The omission, I fear, may well be on account of one of Fenners’ best known products being the conveyor belt, essential in the mining of coal, which in the best circles nowadays is regarded as virtually an illicit substance.
In a few years’ time, when even Chris Huhne has despaired of wind power, I imagine the demand for coal will be undiminished.
Leaving the factor of wind power thankfully to one side, I gladly share Mr Dick’s confidence in Hull’s other future prospects, whether “green” or otherwise.
From: Ian W Murdoch, Spring Hill, Welbury, Northallerton.
YOU had a brief announcement of a further offshore wind generation facility off the Withernsea coast, which carried a misleading statement on the number of homes which the installation would supply with electricity (Yorkshire Post, November 30).
Your report should have made it clear that the 80 turbines of 245MW capacity will need to operate at a steady load factor of 32.8 per cent to provide power to about 150,000 homes.
As the Government’s own figures show that offshore wind turbines have only averaged 22.8 per cent over the last seven years, it would interesting to know what miracle Dong Energy are to work to boost the wind strength off Withernsea by almost 50 per cent.
These claims are based on an average figure over a year, and it now clear that the output will vary enormously hour by hour, and the only way any of the 150,000 homes can be guaranteed their electricity supply, will be for the wind installation to be backed up by stand-by fossil fuel generators.
From: Gordon Lawrence, Stumperlowe View, Sheffield.
THE Government’s programme to pursue its obsession with climate change is now causing widespread disquiet as carbon capture and other schemes impact negatively on the economy and people’s welfare.
The outlook, indeed, looks grim for, in 10 year’s time, green taxes will amount to a third of energy prices.

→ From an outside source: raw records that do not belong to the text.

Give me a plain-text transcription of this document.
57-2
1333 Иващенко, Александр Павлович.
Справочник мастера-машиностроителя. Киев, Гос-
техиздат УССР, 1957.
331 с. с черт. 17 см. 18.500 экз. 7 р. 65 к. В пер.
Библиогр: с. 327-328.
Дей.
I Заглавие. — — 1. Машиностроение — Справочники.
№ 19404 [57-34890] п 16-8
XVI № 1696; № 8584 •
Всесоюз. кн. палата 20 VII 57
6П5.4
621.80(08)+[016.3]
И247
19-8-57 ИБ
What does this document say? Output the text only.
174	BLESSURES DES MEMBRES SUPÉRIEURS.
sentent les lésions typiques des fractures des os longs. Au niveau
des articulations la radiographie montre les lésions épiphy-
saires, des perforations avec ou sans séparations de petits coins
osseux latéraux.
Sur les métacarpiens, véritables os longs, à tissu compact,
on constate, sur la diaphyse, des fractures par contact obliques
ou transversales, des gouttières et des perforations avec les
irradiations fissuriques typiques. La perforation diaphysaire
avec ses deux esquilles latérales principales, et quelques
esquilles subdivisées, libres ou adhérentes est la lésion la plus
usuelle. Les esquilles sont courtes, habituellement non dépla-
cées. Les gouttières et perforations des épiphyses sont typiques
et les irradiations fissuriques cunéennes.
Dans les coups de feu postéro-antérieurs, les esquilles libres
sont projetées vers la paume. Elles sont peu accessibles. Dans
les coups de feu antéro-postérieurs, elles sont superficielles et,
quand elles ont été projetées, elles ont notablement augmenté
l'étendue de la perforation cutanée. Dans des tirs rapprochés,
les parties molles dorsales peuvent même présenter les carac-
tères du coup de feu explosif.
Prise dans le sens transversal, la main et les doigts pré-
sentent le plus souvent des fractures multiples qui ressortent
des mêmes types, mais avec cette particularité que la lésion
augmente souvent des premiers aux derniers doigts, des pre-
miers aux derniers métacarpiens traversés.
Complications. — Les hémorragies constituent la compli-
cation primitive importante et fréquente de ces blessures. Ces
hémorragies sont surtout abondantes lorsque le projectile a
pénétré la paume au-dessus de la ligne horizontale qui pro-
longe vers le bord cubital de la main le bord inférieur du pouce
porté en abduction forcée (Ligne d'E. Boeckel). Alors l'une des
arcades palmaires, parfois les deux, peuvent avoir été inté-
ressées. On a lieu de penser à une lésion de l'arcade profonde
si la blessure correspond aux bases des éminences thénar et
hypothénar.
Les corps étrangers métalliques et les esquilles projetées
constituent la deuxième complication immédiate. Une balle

Vital economic growth, too, is being stifled.
An entire industry has developed on the back of the CO2 fixation that long ago attained an unstoppable momentum.
I’m no environmental reactionary; I welcome many of the reforms to conserve fossil fuels and protect rain forests.
By all means, go for insulating homes and reducing the pollution output of cars but at a time of financial mayhem, the expense and extent of most of the global targets, and our own over-ambitious commitment, is, on the basis of such an indeterminate debate, an enterprise loaded with highly predictable dangers and uninsured benefits.